>>>>> "Sean" == Sean Witham <Sean.Witham@asa.co.uk> writes:

    Sean> is that likely with 2% fragmantation reported by fsck and
    Sean> disk usage of 32% reported by fsck ? With only a third of
    Sean> the disk used I'm surpried a fragmantation 2% would cause
    Sean> the number of usable free blocks to drop so low.

The fragmEntation percentage reported by fsck is not the same as that
used by the UFS code to switch on/off FS_OPTTIME. Read the code:

>From fsck:
		printf("(%ld frags, %ld blocks, %.1f%% fragmentation)\n",
			sblock.fs_cstotal.cs_nffree,
			sblock.fs_cstotal.cs_nbfree,
			(float)(sblock.fs_cstotal.cs_nffree * 100) /
			sblock.fs_dsize);


From: /sys/ufs/ffs/ffs_alloc.c:

		if (fs->fs_cstotal.cs_nffree <
			fs->fs_dsize * (fs->fs_minfree - 2) / 100)


The fragmentation reported by fsck is the number of free fragments
divided by the number of data blocks in the filesystem. The
fragmentation factor used by UFS for SPACE/TIME optimisation is if the
number of free fragments is (roughly) equal to minfree percent of the
data blocks in the filesystem.

    Sean> It did change back sometime later after the email was
    Sean> posted.  The usuall statistics don't give any indication
    Sean> when to expect this to occour or when to expect things to
    Sean> revert back to TIME optimsation.

Read the code.

    Sean> I have wondered if it was worth using something like tunefs
    Sean> and an up-to-date disktab entry for the SCSI disks I use by
    Sean> the sound of what you have mentioned above it hardly seems
    Sean> worth it.

Indeed. It's even less worth it with SCSI disks because the concept of
disk geometry is meaningless. Some disks have a variable number of
physical sectors per track depending whereabouts on the disk you are. 
Then there's sector slipping for bad block handling, etc, etc.
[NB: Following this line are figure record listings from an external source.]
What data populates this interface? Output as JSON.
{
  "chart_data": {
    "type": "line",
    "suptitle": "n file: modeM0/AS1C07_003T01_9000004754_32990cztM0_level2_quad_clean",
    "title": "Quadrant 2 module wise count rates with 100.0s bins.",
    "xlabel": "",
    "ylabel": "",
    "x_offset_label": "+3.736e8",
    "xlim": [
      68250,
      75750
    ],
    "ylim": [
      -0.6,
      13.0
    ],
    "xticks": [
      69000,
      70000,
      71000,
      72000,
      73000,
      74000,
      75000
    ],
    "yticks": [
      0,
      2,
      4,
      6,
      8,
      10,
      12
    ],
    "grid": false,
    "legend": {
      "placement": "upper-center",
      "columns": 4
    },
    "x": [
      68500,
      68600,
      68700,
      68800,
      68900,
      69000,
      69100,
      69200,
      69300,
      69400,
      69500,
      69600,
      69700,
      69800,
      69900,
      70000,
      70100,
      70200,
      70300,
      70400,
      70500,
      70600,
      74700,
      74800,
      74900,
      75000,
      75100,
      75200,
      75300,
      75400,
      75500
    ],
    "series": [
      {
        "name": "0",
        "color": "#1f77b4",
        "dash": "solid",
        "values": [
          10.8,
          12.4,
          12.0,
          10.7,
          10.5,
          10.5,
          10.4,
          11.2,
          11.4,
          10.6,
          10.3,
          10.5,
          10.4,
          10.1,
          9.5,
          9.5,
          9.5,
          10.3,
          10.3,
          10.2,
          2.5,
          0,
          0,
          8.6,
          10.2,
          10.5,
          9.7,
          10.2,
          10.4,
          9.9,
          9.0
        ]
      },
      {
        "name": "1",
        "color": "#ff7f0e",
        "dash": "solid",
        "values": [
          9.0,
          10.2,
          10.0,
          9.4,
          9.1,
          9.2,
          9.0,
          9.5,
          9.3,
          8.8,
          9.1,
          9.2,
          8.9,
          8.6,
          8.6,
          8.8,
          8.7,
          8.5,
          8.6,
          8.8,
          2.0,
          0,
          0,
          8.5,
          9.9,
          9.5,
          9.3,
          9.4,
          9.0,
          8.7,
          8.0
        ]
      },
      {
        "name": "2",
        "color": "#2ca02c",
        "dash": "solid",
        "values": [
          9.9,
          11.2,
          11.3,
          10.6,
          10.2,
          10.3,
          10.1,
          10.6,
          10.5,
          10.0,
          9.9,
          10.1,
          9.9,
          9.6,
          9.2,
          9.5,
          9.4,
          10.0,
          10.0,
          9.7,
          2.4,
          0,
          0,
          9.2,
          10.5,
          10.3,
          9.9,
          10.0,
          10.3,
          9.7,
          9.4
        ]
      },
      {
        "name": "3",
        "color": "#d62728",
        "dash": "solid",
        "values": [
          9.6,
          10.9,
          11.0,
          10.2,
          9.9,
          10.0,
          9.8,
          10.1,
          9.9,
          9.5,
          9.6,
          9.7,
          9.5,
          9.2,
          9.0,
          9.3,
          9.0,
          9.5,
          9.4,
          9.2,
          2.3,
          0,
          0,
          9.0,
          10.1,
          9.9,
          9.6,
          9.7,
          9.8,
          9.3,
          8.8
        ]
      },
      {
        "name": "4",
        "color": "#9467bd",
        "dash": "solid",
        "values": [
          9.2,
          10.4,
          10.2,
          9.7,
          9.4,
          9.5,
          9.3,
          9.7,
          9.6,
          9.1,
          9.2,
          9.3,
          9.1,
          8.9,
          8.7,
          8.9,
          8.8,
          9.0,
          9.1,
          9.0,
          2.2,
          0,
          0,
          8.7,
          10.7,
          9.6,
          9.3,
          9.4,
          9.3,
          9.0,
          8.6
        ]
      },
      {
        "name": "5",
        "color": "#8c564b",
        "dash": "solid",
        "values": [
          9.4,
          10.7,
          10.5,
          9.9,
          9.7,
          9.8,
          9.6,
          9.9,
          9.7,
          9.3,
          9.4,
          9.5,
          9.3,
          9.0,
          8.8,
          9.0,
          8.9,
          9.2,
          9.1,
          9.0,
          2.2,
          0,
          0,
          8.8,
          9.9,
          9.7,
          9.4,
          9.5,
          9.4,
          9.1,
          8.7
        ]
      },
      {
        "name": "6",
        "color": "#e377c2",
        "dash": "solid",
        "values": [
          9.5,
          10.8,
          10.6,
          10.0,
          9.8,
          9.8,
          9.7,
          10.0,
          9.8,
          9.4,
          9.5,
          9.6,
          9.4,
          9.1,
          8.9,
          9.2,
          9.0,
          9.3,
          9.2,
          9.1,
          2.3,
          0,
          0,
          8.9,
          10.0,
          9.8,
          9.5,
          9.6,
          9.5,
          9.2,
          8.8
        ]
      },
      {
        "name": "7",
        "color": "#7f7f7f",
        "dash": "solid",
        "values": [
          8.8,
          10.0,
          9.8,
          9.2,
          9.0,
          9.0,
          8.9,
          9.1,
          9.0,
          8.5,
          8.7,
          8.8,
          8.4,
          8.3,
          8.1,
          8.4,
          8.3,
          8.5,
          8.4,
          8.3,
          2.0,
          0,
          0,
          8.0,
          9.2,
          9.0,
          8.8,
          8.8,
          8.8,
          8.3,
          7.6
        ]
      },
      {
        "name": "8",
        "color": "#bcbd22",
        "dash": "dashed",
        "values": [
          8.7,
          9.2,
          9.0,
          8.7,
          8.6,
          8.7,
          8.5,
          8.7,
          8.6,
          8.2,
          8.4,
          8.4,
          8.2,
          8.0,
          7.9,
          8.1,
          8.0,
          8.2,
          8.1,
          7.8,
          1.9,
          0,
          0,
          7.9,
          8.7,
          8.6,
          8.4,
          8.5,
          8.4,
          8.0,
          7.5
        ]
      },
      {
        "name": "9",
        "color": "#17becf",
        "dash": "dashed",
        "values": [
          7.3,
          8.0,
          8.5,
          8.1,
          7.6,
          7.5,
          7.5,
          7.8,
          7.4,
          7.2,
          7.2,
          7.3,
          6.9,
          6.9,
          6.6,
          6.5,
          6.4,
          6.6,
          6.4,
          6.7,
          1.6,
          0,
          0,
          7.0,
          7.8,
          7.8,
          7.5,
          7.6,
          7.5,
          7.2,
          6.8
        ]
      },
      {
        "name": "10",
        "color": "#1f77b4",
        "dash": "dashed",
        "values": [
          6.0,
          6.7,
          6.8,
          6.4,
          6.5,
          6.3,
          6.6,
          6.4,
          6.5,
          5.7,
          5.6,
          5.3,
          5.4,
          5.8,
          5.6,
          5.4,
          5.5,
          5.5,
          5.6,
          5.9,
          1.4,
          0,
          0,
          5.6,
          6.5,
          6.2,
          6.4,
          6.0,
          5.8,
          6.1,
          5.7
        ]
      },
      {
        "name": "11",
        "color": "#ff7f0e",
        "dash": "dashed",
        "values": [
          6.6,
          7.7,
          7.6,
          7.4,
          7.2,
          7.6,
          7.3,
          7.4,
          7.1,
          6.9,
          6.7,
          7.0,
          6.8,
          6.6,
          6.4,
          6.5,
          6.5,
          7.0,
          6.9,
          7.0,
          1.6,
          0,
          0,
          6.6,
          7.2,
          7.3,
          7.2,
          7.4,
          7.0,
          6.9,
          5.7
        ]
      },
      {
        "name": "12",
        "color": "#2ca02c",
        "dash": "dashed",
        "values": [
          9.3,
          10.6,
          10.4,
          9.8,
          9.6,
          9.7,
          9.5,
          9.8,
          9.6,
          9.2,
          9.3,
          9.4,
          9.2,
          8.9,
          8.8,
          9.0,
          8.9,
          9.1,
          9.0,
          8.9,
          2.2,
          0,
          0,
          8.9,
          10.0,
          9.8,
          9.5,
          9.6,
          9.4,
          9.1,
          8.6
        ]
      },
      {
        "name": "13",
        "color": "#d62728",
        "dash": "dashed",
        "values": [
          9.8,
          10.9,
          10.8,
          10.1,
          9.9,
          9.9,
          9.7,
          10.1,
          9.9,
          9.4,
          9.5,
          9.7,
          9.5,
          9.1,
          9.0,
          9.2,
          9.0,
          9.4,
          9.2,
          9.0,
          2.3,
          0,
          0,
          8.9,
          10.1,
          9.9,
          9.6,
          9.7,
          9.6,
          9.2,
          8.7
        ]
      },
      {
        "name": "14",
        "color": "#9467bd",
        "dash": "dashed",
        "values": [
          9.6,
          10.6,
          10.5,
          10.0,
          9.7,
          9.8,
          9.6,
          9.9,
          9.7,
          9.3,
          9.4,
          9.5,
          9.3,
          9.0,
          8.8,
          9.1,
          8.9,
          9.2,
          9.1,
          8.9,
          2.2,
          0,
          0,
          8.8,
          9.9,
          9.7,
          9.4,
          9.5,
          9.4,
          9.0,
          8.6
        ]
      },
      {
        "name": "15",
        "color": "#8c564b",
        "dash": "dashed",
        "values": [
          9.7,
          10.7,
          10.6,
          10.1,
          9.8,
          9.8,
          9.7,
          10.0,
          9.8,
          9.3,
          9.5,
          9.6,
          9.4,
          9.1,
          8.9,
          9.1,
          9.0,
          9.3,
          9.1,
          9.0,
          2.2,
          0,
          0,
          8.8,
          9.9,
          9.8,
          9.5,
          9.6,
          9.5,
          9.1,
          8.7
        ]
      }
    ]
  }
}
Another effectively useless tunefs parameter is fs_rotdelay - an
estimate of the number of milliseconds it takes the disk driver to
handle an interrupt. The idea was to optimise the physical placement
of the logical blocks of a file. Hopefully the N+1th logical block of
a file would appear under the disk heads just after the driver had
processed the interrupt for block N. [Unix processes tend to read
files sequentially.] Now this was a good thing in the days of 1 MIP
CPUs and stupid but simple SMD controllers. Today it's pointless:
modern disk controllers often have caches and read whole tracks or
cylinders at a time into their cache. If you suppose a disk interrupt
service routine takes ~5,000 instructions - probably an overestimate -
that will take 0.05 milliseconds on a 100 MIP CPU.